2.1 A PROPOSTA CURRICULAR DO ESTADO DE SANTA CATARINA

2.1.2 A diversidade

Uma vez reconhecida a escola como um espaço de direitos que atingem indistintamente cada sujeito e reconhecendo que cada um destes é único, é imprescindível atribuir à diversidade um protagonismo central no exercício destes direitos. A unicidade que faz de cada sujeito, um cidadão portador de uma biografia única é o que inspira a compreender que a diversidade é fator primordial para que se edifique a concepção de que a escola (educação) é um espaço em que todos podem e devem caber.

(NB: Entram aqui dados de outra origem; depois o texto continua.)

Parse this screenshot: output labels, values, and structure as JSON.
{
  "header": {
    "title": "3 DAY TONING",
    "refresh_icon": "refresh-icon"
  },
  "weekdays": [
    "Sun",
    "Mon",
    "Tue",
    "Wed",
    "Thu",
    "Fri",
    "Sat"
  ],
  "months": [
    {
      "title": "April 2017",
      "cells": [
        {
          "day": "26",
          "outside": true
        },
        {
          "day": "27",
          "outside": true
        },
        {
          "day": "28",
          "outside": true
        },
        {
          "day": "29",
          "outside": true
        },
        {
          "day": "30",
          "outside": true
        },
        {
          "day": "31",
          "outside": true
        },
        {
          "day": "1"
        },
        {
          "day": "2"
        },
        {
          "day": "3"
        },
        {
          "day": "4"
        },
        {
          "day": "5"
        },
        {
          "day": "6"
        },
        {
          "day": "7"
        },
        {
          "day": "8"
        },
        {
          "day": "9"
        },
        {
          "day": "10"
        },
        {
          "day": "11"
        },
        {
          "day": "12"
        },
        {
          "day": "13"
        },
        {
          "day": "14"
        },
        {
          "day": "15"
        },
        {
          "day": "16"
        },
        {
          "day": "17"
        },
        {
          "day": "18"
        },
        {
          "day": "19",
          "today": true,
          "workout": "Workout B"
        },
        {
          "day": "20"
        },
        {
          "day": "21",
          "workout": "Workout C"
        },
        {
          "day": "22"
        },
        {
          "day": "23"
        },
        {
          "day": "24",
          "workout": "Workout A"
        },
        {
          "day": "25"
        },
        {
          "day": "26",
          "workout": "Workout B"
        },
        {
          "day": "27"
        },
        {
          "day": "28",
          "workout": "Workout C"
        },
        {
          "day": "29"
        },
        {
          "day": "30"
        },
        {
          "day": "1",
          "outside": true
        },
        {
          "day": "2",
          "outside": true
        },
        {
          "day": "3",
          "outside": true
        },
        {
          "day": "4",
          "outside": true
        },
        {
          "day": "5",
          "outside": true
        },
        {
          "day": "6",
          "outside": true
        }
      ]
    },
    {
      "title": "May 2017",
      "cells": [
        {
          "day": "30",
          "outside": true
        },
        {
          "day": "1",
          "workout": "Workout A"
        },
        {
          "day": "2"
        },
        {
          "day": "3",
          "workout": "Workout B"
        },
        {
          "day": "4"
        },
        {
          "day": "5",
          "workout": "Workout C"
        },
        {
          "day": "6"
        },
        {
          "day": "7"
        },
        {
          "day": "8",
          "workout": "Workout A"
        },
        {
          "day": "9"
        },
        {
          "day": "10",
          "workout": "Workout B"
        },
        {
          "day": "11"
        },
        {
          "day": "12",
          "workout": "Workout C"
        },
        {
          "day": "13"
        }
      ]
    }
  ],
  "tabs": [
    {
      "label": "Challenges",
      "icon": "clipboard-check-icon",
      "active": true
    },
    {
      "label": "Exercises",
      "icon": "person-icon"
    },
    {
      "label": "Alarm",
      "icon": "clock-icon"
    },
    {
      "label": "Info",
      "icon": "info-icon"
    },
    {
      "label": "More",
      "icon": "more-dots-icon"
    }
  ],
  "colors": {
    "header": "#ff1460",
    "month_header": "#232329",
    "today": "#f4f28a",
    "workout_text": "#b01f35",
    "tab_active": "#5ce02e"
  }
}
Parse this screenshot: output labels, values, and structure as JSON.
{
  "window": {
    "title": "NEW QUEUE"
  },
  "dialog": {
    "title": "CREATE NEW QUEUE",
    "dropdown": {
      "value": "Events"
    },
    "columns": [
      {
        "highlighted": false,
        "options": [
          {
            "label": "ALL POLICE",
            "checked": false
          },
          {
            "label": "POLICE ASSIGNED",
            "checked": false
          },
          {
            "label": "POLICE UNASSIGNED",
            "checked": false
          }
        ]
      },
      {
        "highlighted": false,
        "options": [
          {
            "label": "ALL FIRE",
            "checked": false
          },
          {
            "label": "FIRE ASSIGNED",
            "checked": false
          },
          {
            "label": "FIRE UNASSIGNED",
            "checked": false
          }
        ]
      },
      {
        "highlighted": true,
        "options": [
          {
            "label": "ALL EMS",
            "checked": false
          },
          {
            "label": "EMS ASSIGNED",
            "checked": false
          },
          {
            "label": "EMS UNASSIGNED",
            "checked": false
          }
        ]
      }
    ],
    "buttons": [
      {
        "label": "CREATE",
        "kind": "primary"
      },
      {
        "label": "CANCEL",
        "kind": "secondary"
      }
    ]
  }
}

Crianças e adolescentes que se encontram em seu início de percurso formativo e cidadão carecem da necessidade tácita de acolhimento indistinto para que tenham estabelecido também, o pleno direito à proteção. Afinal não há que se falar em proteção integral se alguma criança ou adolescente não for plenamente acolhido em suas necessidades educativas.

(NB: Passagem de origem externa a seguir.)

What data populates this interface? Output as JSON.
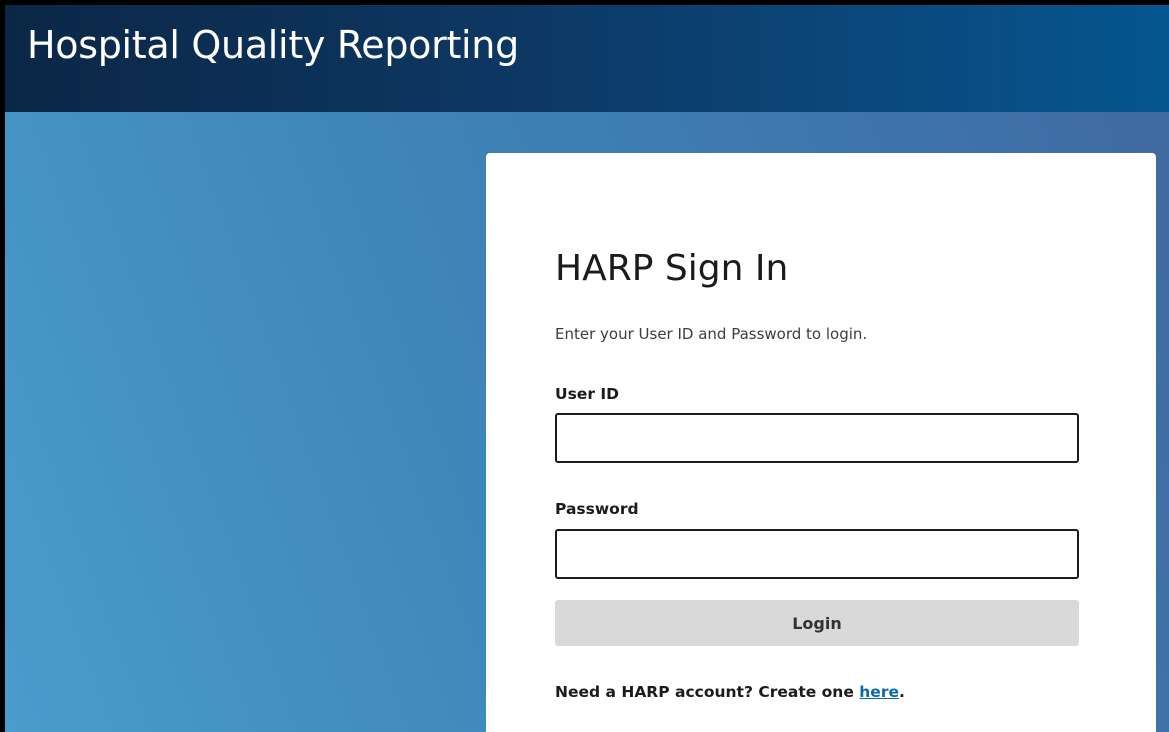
{
  "header": {
    "title": "Hospital Quality Reporting"
  },
  "signin": {
    "title": "HARP Sign In",
    "subtitle": "Enter your User ID and Password to login.",
    "user_id": {
      "label": "User ID",
      "value": ""
    },
    "password": {
      "label": "Password",
      "value": ""
    },
    "login_label": "Login",
    "account_prompt": "Need a HARP account? Create one ",
    "account_link": "here",
    "account_suffix": "."
  },
  "colors": {
    "header_bg": "#0d3864",
    "page_bg": "#3f86b8",
    "link": "#0b6aa8",
    "button_bg": "#d9d9da"
  }
}
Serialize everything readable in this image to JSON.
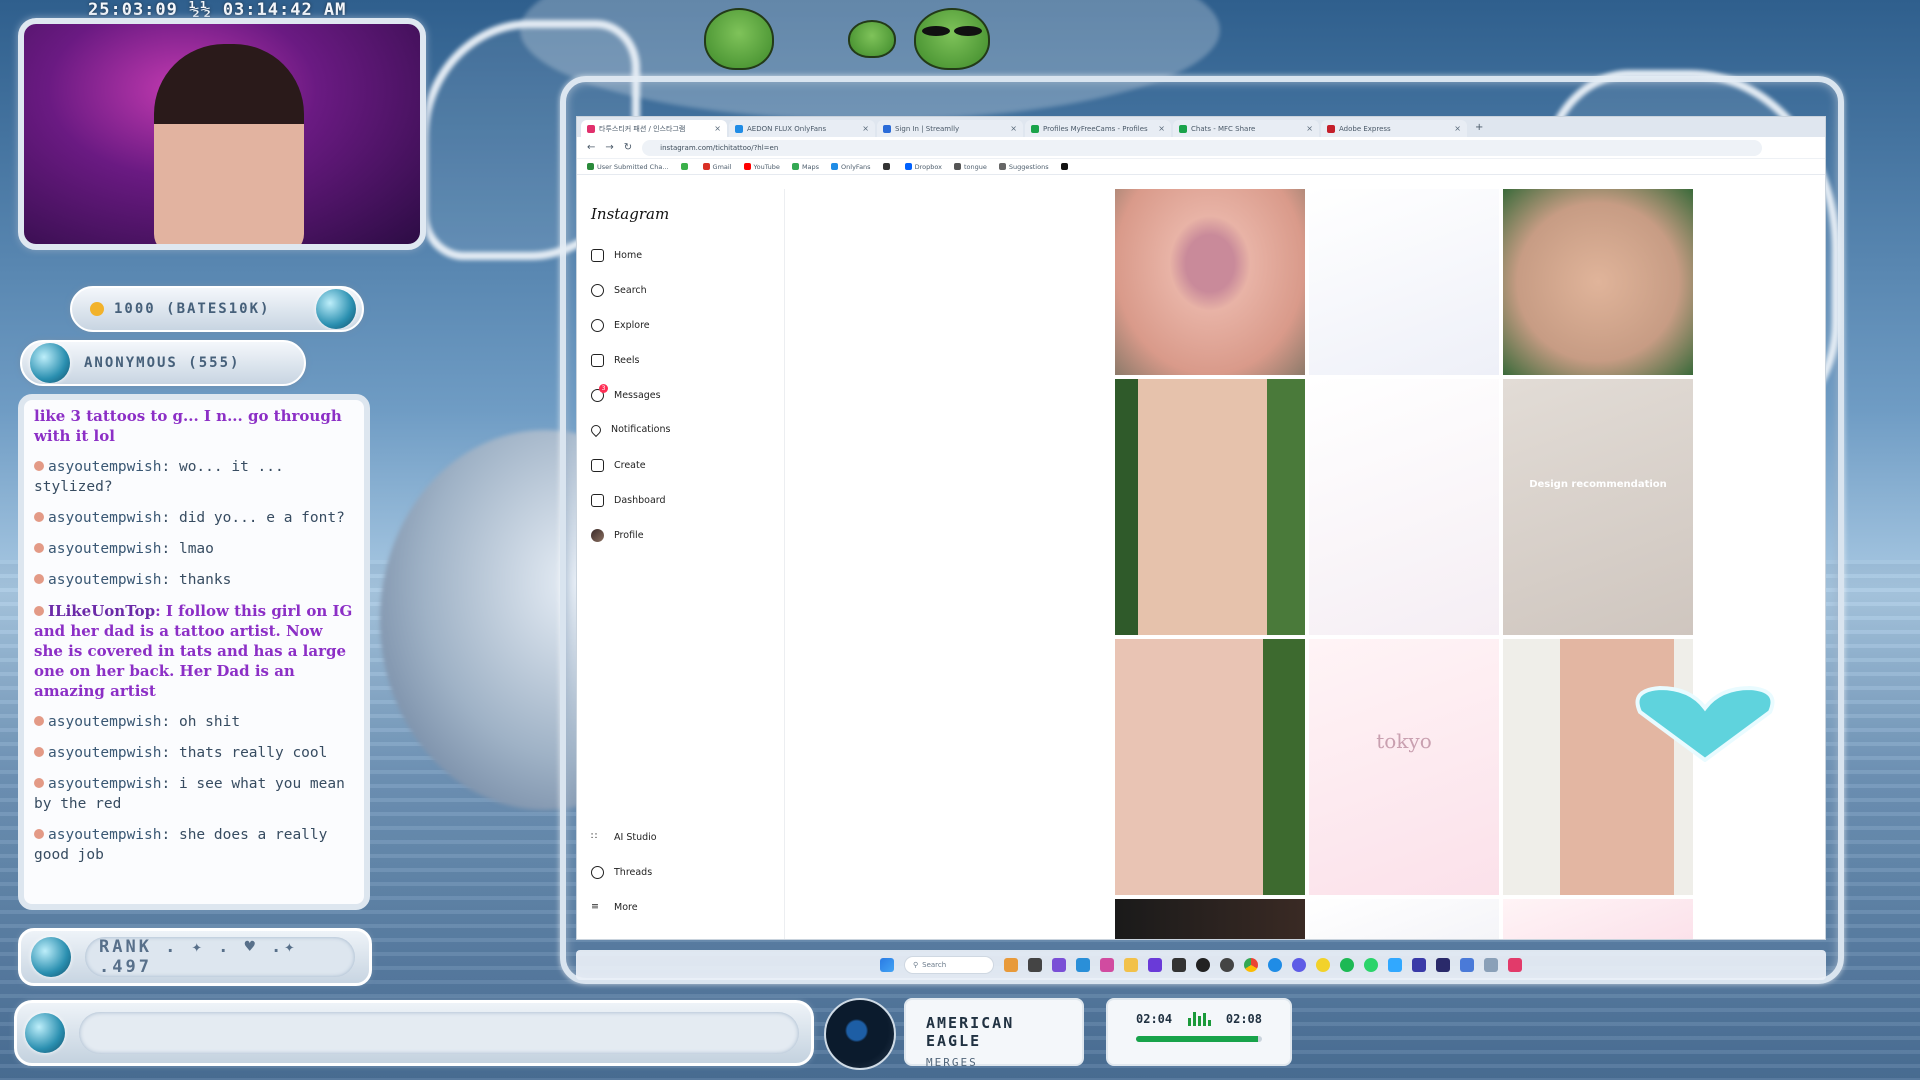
{
  "overlay": {
    "timestamp": "25:03:09 ½½ 03:14:42 AM",
    "follower_goal": "1000 (BATES10K)",
    "last_donor": "ANONYMOUS (555)",
    "rank": "RANK . ✦ . ♥ .✦ .497"
  },
  "chat": {
    "messages": [
      {
        "user": "",
        "text": "like 3 tattoos to g... I n... go through with it lol",
        "highlight": true,
        "color": "#8c2fc6"
      },
      {
        "user": "asyoutempwish",
        "text": ": wo... it ... stylized?"
      },
      {
        "user": "asyoutempwish",
        "text": ": did yo... e a font?"
      },
      {
        "user": "asyoutempwish",
        "text": ": lmao"
      },
      {
        "user": "asyoutempwish",
        "text": ": thanks"
      },
      {
        "user": "ILikeUonTop",
        "text": ": I follow this girl on IG and her dad is a tattoo artist. Now she is covered in tats and has a large one on her back. Her Dad is an amazing artist",
        "highlight": true
      },
      {
        "user": "asyoutempwish",
        "text": ": oh shit"
      },
      {
        "user": "asyoutempwish",
        "text": ": thats really cool"
      },
      {
        "user": "asyoutempwish",
        "text": ": i see what you mean by the red"
      },
      {
        "user": "asyoutempwish",
        "text": ": she does a really good job"
      }
    ]
  },
  "music": {
    "title": "AMERICAN EAGLE",
    "artist": "MERGES",
    "elapsed": "02:04",
    "total": "02:08",
    "progress": 0.97
  },
  "browser": {
    "tabs": [
      {
        "label": "타투스티커 패션 / 인스타그램",
        "active": true,
        "color": "#e1306c"
      },
      {
        "label": "AEDON FLUX OnlyFans",
        "active": false,
        "color": "#1f8ce6"
      },
      {
        "label": "Sign In | Streamlly",
        "active": false,
        "color": "#2a6bd8"
      },
      {
        "label": "Profiles MyFreeCams - Profiles",
        "active": false,
        "color": "#1aa34a"
      },
      {
        "label": "Chats - MFC Share",
        "active": false,
        "color": "#1aa34a"
      },
      {
        "label": "Adobe Express",
        "active": false,
        "color": "#c41f2a"
      }
    ],
    "url": "instagram.com/tichitattoo/?hl=en",
    "bookmarks": [
      {
        "label": "User Submitted Cha...",
        "color": "#2a8a3a"
      },
      {
        "label": "",
        "color": "#3ab04a"
      },
      {
        "label": "Gmail",
        "color": "#d93025"
      },
      {
        "label": "YouTube",
        "color": "#ff0000"
      },
      {
        "label": "Maps",
        "color": "#34a853"
      },
      {
        "label": "OnlyFans",
        "color": "#1f8ce6"
      },
      {
        "label": "",
        "color": "#333333"
      },
      {
        "label": "Dropbox",
        "color": "#0061fe"
      },
      {
        "label": "tongue",
        "color": "#555555"
      },
      {
        "label": "Suggestions",
        "color": "#666666"
      },
      {
        "label": "",
        "color": "#111111"
      }
    ]
  },
  "instagram": {
    "logo": "Instagram",
    "nav": [
      {
        "label": "Home",
        "icon": "home-icon"
      },
      {
        "label": "Search",
        "icon": "search-icon"
      },
      {
        "label": "Explore",
        "icon": "compass-icon"
      },
      {
        "label": "Reels",
        "icon": "reels-icon"
      },
      {
        "label": "Messages",
        "icon": "messenger-icon",
        "badge": "3"
      },
      {
        "label": "Notifications",
        "icon": "heart-icon"
      },
      {
        "label": "Create",
        "icon": "plus-square-icon"
      },
      {
        "label": "Dashboard",
        "icon": "dashboard-icon"
      },
      {
        "label": "Profile",
        "icon": "avatar"
      }
    ],
    "bottom_nav": [
      {
        "label": "AI Studio",
        "icon": "ai-studio-icon"
      },
      {
        "label": "Threads",
        "icon": "threads-icon"
      },
      {
        "label": "More",
        "icon": "menu-icon"
      }
    ],
    "posts": [
      {
        "caption": "",
        "theme": "luna moth tattoo"
      },
      {
        "caption": "",
        "theme": "floral flash sketch"
      },
      {
        "caption": "",
        "theme": "bear tattoo on forearm"
      },
      {
        "caption": "",
        "theme": "flower tattoo on arm"
      },
      {
        "caption": "",
        "theme": "bow flash sketch"
      },
      {
        "caption": "Design recommendation",
        "theme": "purple line designs"
      },
      {
        "caption": "",
        "theme": "red ribbon tattoo"
      },
      {
        "caption": "tokyo",
        "theme": "pink bow flash"
      },
      {
        "caption": "",
        "theme": "pink flower shoulder tattoo"
      },
      {
        "caption": "",
        "theme": "partial row"
      },
      {
        "caption": "",
        "theme": "partial row"
      },
      {
        "caption": "",
        "theme": "partial row"
      }
    ]
  },
  "taskbar": {
    "search_placeholder": "Search"
  }
}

Neste cenário, a primeira necessidade educativa a ser acolhida é a pedagógica, através da qual, para além do reconhecimento de que todos são “inteligentes”, estabelece-se que todos devem ser devidamente desafiados, para que possam demonstrar e aprimorar o seu potencial. A isto muitos denominam de inclusão, o que na verdade corresponde a um elementar respeito aos que se aproximam da escola em busca de uma formação minimamente integral.

Afinal como supor uma formação integral que não respeite a identidade portada por cada sujeito, expressa também em suas potencialidades únicas? Como acreditar que uma escola seja capaz de formar integralmente um sujeito se submete à todos às mesmas práticas metodológicas e às mesmas avaliações? Certamente, isso faz com que na escola, estabeleça-se um certo ranqueamento, uma vez que a padronização típica da escola, faz com que alguns poucos que tenham habilidades coincidentes com as exigidas no meio escolar, logrem êxito.

Associe-se a esta lógica (a do desafio), a compreensão elementar de que todos tem capacidade de aprender, porém de forma diferenciada metodológica e temporalmente. Para além da capacidade, é também inegável o desejo de aprender, uma vez que há na identidade integral de cada sujeito, uma vontade explícita por fazer algo, intimamente associada às habilidades que possui. a significação deste desejo assenta-se também no prazer de estar no ambiente escolar e da aplicação daquilo que aprende às reais necessidades de sua vida.

Assim, a garantia de uma formação integral passa necessariamente pela clareza do entendimento de que há entre os seres humanos uma forte relação de completude na exata proporção em que se reconhece a desigualdade que os diferencia. Desigualdade que deve ser contemplada por oportunidades diferenciadas para que cada indivíduo possa valer-se de meios para alcançar com dignidade, seu espaço na teia social, uma vez que a sociedade não funcionaria se todos fizessem as mesmas coisas.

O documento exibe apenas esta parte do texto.